Rural Affairs and Islands Committee

Wildlife Management and Muirburn (Scotland) Bill: Stage 1

Meeting date: 1 November 2023

Gillian Martin

Yes. I was saying they are allowed to be used only in certain—very limited—circumstances by law.

Rural Affairs and Islands Committee

Wildlife Management and Muirburn (Scotland) Bill: Stage 1

Meeting date: 1 November 2023

Gillian Martin

Let me go back to my initial point in my statement. Regardless of proposals that have been put to us about licensing—which we need to dig into, and which we need to take time to consider—we believe that more humane methods of wildlife control, such as shooting and trapping, are available to land managers here as they are in other countries across Europe. The Welsh Government and Parliament have also made a decision on that.

I am confident that a ban on the use of snares would not prevent anyone from undertaking necessary wildlife management. As I have mentioned, there are other landowners involved in conservation who do not believe that snaring is necessary. Snares are already used only in very limited circumstances under the current legislation; they cannot be used in situations where they might attract other species or where species that they are not intended to trap might unintentionally get caught. That still happens, regardless of the professionalism of the individual who sets the snare.

That is my starting point. Had we not had calls from SLE to consider humane cable restraints, we would have put that in the bill. That would have been our starting point, and I would have dealt with all of that in the initial evidence session. We are taking the time, however, to do all the work required in that respect.

My starting point is that I am not at all convinced that we can continue with snares in Scotland because of the animal welfare issues with any kind of snare. There are other methods that have been used successfully in other countries in Europe, and we might need to adapt and use those methods, which are effective.

Rural Affairs and Islands Committee

Wildlife Management and Muirburn (Scotland) Bill: Stage 1

Meeting date: 1 November 2023

Gillian Martin

The monitoring aspect, to my knowledge, also came up during the passage of the Hunting with Dogs (Scotland) Bill, so how we are going to monitor the effectiveness of the bill is a reasonable question. Obviously, the Scottish Government will monitor the effectiveness of any legislation that it introduces. Also, committees can do post-legislative scrutiny, and it is within the gift of the committee to do its scrutiny.

The Government and the agencies will obviously monitor the effectiveness of what they are doing. We have routine tranches of work that are done on things such as the impact on biodiversity—the state of nature report, for example.

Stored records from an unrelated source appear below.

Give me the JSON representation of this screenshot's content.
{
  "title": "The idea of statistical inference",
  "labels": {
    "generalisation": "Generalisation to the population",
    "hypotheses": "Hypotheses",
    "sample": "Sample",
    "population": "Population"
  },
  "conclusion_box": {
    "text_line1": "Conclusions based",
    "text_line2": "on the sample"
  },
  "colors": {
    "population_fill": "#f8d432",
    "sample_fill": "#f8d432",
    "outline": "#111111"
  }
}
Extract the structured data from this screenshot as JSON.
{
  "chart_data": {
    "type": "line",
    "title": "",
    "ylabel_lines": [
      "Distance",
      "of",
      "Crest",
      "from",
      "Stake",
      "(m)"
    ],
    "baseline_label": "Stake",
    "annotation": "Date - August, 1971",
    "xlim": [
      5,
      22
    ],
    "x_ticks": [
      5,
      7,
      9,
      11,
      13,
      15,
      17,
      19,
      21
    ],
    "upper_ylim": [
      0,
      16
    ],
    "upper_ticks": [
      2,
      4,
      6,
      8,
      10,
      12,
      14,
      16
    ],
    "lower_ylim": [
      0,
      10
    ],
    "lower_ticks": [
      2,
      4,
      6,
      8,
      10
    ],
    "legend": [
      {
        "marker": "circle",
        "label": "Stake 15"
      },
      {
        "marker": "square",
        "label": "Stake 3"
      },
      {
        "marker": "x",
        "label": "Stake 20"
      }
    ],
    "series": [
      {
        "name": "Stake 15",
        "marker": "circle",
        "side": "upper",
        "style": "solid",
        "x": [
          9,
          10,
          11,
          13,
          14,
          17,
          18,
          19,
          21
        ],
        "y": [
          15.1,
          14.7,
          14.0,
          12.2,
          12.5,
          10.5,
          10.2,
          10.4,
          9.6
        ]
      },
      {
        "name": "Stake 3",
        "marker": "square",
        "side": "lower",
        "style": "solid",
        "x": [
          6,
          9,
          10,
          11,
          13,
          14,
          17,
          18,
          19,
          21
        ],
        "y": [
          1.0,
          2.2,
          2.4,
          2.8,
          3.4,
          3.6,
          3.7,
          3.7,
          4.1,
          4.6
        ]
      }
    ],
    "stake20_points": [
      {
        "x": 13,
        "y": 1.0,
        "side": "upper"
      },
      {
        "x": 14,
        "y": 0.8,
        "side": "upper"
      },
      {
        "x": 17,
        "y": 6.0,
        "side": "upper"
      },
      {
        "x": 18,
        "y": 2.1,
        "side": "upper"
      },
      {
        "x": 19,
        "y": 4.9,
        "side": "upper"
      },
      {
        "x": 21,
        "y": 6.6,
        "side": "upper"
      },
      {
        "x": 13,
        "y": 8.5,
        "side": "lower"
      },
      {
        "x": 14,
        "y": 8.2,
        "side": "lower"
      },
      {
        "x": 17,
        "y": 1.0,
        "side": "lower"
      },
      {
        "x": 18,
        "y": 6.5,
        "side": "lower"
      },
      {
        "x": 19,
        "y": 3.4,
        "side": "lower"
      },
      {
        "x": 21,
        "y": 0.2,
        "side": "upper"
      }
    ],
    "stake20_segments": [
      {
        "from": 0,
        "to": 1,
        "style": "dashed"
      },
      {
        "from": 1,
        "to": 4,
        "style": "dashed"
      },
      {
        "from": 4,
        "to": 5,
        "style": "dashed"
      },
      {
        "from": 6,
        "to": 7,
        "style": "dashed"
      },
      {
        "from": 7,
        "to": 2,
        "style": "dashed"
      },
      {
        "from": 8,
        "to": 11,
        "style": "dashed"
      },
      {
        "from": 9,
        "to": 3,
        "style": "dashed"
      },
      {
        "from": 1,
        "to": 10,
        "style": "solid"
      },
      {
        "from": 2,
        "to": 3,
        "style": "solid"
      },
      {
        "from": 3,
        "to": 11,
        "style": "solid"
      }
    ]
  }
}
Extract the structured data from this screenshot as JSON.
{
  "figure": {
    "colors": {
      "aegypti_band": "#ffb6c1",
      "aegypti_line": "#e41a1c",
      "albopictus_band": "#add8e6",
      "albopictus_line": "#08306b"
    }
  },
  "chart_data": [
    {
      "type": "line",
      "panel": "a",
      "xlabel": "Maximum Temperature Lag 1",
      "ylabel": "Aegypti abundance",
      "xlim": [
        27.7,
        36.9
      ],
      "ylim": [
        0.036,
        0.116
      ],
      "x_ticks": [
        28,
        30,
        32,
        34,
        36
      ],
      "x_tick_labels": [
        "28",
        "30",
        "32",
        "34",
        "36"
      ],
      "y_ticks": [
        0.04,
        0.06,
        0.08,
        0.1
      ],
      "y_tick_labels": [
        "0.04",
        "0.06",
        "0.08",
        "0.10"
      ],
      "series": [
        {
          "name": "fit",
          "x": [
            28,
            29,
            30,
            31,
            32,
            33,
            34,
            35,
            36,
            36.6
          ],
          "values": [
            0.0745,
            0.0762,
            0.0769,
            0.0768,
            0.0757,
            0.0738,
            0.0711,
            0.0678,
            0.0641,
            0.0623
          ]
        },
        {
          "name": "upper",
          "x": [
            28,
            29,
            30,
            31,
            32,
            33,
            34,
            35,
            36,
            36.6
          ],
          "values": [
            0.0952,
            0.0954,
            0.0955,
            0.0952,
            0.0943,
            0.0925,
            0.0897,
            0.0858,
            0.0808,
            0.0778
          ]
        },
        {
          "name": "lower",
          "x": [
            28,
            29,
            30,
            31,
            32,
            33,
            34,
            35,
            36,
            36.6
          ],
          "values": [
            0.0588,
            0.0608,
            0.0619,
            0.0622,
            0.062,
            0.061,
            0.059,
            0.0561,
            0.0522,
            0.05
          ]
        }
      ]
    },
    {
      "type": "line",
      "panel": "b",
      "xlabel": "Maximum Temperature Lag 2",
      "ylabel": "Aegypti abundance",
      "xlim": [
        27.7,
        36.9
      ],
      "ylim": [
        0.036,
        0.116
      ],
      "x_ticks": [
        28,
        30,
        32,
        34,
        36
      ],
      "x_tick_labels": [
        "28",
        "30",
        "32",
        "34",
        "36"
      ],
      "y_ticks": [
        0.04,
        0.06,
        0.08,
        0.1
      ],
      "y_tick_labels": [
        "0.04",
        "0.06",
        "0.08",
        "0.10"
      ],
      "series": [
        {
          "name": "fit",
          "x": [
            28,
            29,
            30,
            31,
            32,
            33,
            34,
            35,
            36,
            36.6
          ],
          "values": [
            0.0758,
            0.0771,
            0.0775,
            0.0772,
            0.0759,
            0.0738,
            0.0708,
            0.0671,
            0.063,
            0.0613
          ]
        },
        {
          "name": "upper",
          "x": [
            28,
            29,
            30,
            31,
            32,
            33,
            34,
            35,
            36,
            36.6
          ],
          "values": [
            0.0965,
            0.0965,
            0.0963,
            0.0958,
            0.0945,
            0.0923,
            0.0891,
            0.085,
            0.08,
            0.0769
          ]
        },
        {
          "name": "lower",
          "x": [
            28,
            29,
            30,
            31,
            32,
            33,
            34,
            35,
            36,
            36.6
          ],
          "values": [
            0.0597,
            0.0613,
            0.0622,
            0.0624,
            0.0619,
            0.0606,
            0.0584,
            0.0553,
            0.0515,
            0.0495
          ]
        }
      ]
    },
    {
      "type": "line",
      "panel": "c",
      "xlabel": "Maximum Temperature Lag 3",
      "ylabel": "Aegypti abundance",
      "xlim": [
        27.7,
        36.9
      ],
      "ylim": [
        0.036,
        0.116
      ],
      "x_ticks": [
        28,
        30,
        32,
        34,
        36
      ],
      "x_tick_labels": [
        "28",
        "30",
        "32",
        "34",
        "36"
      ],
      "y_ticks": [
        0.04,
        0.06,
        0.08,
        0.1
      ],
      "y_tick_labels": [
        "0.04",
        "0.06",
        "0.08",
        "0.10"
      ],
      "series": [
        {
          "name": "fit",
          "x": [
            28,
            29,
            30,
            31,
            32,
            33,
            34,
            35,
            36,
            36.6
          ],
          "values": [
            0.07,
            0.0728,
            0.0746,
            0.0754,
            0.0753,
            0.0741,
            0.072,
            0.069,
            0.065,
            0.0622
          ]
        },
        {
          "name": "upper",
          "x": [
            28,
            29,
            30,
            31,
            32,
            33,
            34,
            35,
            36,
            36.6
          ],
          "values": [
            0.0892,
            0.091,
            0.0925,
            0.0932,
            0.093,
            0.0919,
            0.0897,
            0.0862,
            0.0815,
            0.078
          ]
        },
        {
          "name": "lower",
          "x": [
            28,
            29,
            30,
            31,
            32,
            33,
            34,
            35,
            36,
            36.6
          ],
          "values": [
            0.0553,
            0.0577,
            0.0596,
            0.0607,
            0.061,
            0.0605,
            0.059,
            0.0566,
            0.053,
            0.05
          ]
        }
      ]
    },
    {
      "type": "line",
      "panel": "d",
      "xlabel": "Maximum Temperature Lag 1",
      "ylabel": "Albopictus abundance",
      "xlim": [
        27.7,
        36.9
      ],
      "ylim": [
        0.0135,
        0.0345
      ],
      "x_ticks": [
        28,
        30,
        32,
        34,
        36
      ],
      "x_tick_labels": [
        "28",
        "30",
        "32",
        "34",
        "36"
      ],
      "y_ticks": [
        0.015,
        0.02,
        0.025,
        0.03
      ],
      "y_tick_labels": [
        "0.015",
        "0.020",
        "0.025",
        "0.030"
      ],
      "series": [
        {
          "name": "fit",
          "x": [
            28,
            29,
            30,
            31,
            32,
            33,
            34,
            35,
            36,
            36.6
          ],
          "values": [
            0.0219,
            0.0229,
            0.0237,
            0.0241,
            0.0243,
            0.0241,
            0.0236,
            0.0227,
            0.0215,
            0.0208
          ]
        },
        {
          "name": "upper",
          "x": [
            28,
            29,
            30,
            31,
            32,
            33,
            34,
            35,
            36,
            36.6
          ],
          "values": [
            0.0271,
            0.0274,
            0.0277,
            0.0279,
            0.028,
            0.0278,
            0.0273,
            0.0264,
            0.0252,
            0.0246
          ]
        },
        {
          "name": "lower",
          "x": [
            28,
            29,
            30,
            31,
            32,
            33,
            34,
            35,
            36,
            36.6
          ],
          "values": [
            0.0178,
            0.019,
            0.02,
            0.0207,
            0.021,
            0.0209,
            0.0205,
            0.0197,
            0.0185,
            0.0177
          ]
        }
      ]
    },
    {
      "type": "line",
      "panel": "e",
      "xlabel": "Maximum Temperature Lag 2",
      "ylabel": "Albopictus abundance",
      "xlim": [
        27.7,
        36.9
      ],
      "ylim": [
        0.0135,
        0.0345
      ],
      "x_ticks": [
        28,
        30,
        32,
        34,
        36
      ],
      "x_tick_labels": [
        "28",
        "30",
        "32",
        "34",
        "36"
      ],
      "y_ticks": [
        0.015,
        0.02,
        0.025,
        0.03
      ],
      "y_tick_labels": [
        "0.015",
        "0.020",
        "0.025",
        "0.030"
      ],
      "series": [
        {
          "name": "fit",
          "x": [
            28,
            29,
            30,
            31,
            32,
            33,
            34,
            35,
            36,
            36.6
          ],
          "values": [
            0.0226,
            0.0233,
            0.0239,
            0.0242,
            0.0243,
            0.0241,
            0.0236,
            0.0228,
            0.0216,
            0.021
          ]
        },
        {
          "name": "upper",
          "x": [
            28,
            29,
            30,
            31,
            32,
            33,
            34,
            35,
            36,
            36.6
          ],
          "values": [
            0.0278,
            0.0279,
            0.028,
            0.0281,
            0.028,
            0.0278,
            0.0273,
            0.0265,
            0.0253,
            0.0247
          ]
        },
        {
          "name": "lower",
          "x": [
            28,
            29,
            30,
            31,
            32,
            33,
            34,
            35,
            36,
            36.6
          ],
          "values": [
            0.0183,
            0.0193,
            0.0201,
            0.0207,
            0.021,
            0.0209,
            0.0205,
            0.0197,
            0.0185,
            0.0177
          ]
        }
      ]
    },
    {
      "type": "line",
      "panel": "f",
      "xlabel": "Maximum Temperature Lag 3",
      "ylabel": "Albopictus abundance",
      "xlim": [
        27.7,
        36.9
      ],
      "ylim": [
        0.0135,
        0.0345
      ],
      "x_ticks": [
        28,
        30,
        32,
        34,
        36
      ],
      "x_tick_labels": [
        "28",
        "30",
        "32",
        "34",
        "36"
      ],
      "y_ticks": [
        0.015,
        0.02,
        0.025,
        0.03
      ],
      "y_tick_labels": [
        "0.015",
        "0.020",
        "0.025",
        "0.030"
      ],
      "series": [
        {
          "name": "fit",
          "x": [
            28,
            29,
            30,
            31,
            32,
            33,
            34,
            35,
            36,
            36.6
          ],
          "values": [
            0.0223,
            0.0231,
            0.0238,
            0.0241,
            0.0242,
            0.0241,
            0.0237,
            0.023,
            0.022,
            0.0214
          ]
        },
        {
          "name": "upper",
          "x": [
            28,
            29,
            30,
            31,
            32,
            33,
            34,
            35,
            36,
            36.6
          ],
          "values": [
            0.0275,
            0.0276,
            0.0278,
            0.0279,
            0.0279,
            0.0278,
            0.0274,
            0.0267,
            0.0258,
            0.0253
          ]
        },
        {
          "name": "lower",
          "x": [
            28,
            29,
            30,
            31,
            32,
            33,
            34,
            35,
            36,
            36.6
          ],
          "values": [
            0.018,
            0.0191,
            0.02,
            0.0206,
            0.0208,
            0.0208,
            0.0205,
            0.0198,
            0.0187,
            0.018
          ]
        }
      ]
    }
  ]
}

NatureScot has the task of monitoring biodiversity and species management. The Scottish Government also has strong relationships with land managers, and, if the bill is passed, I will continue to have conversations with stakeholders about the effectiveness of the laws that the Parliament has put through and where there are issues that we might be able to look at.

10:15  

Jim Fairlie just brought up the issue of licensing under the Hunting with Dogs (Scotland) Act 2023. I will take that away. I should have said to him before he went that he is welcome to write to me about that issue. In the same way, the Government will continue to listen to people who are impacted by the legislation that we pass.

I guess that data collection will relate to biodiversity as well, but it will be about the conversations that we will have with stakeholders over the time in which that legislation is put in place.